Smooth, complex, soft, salty and strong — yet delicate, luscious and elegant.

Those are just a few of the adjectives used to describe Westvleteren beer, which is often hailed by aficionados as one of the best in the world.

Part of the mystique rested in its exclusivity. For more than 170 years, the beer has been produced and distributed solely by the Trappist monks of Saint Sixtus Abbey in Westvleteren, a village in western Belgium.

But that changed last week when a branch of Jan Linders, a Dutch supermarket chain, sold more than 7,000 bottles without the monks’ permission, and at 10 euros each, almost 10 times higher than the original price.

The supermarket said it had obtained the beer through “a number of links,” according to Gineke Wilms, its marketing manager, in comments cited by a Dutch daily.

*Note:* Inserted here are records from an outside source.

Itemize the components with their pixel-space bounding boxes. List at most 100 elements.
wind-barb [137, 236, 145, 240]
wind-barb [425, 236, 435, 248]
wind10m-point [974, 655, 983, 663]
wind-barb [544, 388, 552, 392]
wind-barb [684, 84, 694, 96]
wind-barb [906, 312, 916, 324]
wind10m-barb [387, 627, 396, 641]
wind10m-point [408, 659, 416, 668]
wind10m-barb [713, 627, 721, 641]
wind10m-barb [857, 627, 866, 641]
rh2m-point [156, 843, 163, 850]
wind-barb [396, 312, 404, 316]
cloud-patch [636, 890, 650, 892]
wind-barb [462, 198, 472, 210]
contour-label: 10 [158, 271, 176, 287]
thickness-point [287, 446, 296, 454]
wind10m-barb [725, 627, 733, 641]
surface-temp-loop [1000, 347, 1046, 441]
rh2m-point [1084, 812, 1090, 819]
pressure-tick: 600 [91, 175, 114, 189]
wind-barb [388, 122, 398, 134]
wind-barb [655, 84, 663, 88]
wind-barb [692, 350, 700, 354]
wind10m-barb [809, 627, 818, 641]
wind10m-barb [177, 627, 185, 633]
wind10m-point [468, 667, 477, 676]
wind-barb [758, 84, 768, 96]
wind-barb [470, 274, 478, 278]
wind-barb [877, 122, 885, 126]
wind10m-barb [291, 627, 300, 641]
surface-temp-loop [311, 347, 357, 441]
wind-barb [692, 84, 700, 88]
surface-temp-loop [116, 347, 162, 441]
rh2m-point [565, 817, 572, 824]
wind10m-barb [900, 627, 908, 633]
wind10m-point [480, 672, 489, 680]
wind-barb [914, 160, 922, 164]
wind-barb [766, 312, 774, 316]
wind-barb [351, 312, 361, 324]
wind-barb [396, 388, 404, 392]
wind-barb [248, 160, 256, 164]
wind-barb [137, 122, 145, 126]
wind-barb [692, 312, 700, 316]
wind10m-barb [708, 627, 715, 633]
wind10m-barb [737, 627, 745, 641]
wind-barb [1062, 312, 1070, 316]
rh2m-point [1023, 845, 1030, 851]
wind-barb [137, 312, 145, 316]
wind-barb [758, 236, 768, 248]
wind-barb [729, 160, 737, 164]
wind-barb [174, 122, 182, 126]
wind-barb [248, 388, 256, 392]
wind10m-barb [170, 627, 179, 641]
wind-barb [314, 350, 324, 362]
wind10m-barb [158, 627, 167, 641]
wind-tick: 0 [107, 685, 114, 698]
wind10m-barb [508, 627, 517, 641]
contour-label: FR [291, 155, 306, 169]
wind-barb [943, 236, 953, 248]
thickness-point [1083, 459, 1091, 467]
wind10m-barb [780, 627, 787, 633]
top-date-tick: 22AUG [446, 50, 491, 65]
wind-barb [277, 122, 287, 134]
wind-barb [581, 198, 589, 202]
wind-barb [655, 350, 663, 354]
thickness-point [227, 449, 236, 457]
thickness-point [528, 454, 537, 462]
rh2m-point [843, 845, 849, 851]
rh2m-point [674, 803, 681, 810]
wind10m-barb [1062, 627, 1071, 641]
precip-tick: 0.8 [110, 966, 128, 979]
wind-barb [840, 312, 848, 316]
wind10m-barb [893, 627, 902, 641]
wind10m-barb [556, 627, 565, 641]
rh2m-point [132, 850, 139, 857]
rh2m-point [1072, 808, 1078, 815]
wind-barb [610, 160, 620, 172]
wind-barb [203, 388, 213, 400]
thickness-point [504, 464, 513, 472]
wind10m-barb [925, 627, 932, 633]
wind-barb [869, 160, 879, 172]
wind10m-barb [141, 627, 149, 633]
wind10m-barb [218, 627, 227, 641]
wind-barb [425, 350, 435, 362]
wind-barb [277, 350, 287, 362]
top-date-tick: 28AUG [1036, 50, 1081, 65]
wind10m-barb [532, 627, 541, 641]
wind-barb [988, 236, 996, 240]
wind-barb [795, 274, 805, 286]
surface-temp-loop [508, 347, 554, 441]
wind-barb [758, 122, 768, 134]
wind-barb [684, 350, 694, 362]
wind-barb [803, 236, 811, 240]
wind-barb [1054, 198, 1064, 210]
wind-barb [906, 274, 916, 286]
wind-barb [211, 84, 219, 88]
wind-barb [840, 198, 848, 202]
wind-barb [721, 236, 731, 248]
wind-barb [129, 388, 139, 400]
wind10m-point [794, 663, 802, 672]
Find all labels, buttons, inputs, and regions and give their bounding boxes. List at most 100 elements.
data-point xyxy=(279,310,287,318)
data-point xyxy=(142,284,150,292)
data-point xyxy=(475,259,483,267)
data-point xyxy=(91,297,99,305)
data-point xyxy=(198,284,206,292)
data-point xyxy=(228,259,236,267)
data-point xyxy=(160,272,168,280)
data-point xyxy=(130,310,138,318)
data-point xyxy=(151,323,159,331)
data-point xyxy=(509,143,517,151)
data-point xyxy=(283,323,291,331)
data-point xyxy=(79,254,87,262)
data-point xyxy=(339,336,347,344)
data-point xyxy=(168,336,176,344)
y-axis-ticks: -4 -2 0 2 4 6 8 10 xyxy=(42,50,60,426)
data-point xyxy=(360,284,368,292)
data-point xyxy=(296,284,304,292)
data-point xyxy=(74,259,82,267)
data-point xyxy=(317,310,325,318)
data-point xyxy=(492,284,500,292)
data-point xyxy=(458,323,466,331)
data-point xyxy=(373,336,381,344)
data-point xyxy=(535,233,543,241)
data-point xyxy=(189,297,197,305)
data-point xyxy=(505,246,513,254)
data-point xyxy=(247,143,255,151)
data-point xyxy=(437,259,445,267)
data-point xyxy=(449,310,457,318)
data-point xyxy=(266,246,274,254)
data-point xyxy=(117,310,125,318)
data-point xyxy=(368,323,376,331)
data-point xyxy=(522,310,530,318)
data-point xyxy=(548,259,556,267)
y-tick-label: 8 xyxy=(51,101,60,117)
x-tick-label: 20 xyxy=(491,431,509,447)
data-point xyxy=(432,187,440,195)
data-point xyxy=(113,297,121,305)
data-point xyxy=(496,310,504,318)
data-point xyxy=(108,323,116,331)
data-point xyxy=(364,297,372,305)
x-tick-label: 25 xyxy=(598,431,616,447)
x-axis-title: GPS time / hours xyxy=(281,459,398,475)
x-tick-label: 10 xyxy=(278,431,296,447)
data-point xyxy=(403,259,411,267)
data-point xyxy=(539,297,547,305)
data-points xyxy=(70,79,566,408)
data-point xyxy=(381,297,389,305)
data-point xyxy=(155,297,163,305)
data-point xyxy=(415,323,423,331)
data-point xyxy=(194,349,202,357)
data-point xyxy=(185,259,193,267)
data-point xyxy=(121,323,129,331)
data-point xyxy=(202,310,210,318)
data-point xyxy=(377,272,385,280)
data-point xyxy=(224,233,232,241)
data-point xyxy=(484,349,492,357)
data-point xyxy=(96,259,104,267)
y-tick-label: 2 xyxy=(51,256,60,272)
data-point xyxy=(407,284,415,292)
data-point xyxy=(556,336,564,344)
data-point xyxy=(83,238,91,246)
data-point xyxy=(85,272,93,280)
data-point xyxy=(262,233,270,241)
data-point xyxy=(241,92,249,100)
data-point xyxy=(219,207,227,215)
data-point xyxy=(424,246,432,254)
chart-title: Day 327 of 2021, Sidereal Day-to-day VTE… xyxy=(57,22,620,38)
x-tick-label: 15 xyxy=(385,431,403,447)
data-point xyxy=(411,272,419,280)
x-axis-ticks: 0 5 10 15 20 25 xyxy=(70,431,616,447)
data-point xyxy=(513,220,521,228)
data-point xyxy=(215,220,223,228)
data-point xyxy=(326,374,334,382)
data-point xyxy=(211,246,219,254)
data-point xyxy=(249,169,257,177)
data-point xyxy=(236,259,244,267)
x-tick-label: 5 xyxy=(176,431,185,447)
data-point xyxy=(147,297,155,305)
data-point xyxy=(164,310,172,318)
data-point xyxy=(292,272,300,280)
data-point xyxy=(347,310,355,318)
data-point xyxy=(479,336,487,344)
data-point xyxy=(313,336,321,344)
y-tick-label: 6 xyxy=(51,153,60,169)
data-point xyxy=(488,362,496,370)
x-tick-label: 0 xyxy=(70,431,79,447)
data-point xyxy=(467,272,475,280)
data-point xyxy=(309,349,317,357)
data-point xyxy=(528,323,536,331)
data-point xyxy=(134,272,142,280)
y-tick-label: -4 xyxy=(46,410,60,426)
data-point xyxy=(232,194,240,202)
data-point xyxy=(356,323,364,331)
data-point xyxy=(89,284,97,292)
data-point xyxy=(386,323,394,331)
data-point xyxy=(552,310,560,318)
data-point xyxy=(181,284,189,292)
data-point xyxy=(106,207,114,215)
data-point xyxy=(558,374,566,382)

The supermarket sold 300 crates of 24 bottles, Wilms said, but did not make a significant profit despite the markup. The third-party sellers had all wanted to make a profit, too, he said, and that was what had driven up the final sale price.

The monks denounced the sale, saying the aim behind their endeavors was not to commercialize their product, but to finance themselves and support those in need. The silent order calls its brewery a “bread-winning” enterprise.

Jan Linders has since apologized for the one-off sale, but added in a statement on its website that it wanted to thank customers for introducing them to “this beautiful beer.”

Normally, Westvleteren beer is famously hard to get hold of. Customers need to visit the monastery, the only place where it is sold. And requests have to be placed in advance by phone to get more than six bottles at a time.

Once a reservation has been made, customers must give a license plate number to the monks so the pickup vehicle can enter the monastery. The same vehicle is not allowed to buy more beer from the monks for at least 60 days.

Patience, it seems, is a virtue.

“Trappist beer will last for years,” the monks say on their website. “Give the beer time, and it will continue to ripen.”